Au lieu de ces quatre salles d'une longueur immense & qui renfermoient des milliers de volumes, je ne découvris qu'un petit cabinet où étoient plusieurs livres qui ne me parurent rien moins que volumineux. Surpris d'un si grand changement, je n'osois demander si un incendie fatal n'avoit pas dévoré cette riche collection ?... Oui, me répondit-on, c'est un incendie, mais ce sont nos mains qui l'ont allumé volontairement...

Convaincus par les observations les plus exactes, que l'entendement s'embarasse de lui-même dans mille difficultés étrangeres, nous avons découvert qu'une bibliotheque nombreuse étoit le rendez-vous des plus grandes extravagances & des plus folles chimères...

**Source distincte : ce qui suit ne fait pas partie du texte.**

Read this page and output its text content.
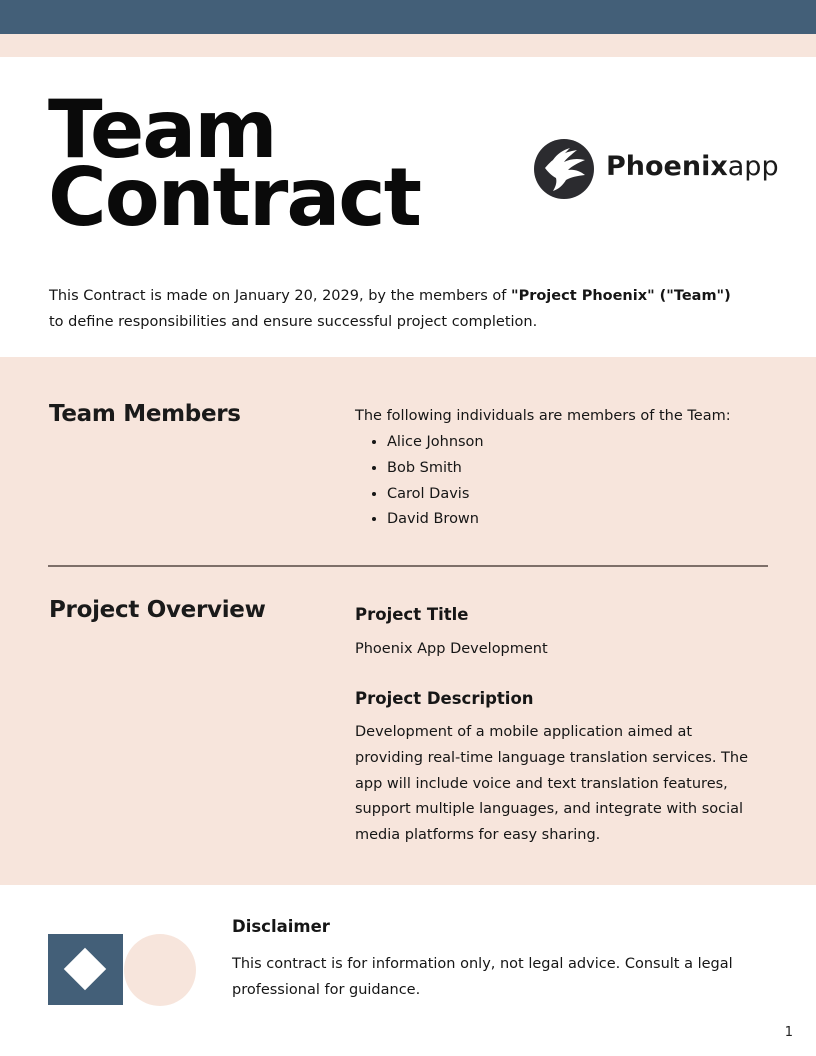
Team
Contract	Phoenixapp

This Contract is made on January 20, 2029, by the members of "Project Phoenix" ("Team") to define responsibilities and ensure successful project completion.

Team Members	The following individuals are members of the Team:

• Alice Johnson
• Bob Smith
• Carol Davis
• David Brown
Project Overview	Project Title

Phoenix App Development

Project Description

Development of a mobile application aimed at providing real-time language translation services. The app will include voice and text translation features, support multiple languages, and integrate with social media platforms for easy sharing.

Disclaimer

This contract is for information only, not legal advice. Consult a legal professional for guidance.

1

En effet, que contenoit cette multitude de volumes ? Ils étoient pour la plupart des répétitions continuelles de la même chose... ...D'un consentement unanime, nous avons rassemblé dans une vaste plaine tous les livres que nous avons jugé ou frivoles ou inutiles ou dangereux; nous en avons formé une pyramide qui ressembloit en hauteur & en grosseur à une tour énorme : c'étoit assurément une nouvelle tour de Babel. Les journaux couronnoient ce bizarre édifice, & il étoit flanqué de toutes parts de mandemens d'évêques, de remontrances de parlemens, de requisitoires & d'oraisons funebres. Il étoit composé de cinq ou six cents mille commentateurs, de huit cents mille volumes de juridisprudence, de cinquante mille dictionnaires, de cent mille poëmes, de seize cents mille voyages & d'un milliard de romans. Nous avons mis le feu à cette masse épouvantable, comme un sacrifice expiatoire offert à la vérité, au bon sens, au vrai goût » 1.

Ce texte de Louis-Sébastien Mercier (1740-1814) a été publié en 1770. C'est avant tout un manifeste appelant à une profonde réforme de la société française, réclamant l'égalité des droits pour les citoyens et l'établissement d'un régime constitutionnel pour une société raisonnable, démilitarisée et scientifique, où même le Prince (Louis XXXIV) est digne des louanges républicaines.

Si l'on analyse les pages consacrées à la bibliothèque du roi, on constate qu'elles sont fondées sur deux types de prévision : l'art divinatoire et l'anticipation rationnelle. Mais il existe encore deux autres méthodes pour prédire l'avenir : la méthode Delphi et la méthode de l'approche morphologique.

L'art divinatoire consiste à imaginer ce qui va se passer en donnant libre cours à sa fantaisie. C'est la principale source de la science-fiction. Sans doute y a-t-il quelque rapport avec la réalité actuelle, mais le plus souvent le futurologue laisse s'exprimer ses fantasmes, fondant parfois ses prévisions sur ses désirs 2.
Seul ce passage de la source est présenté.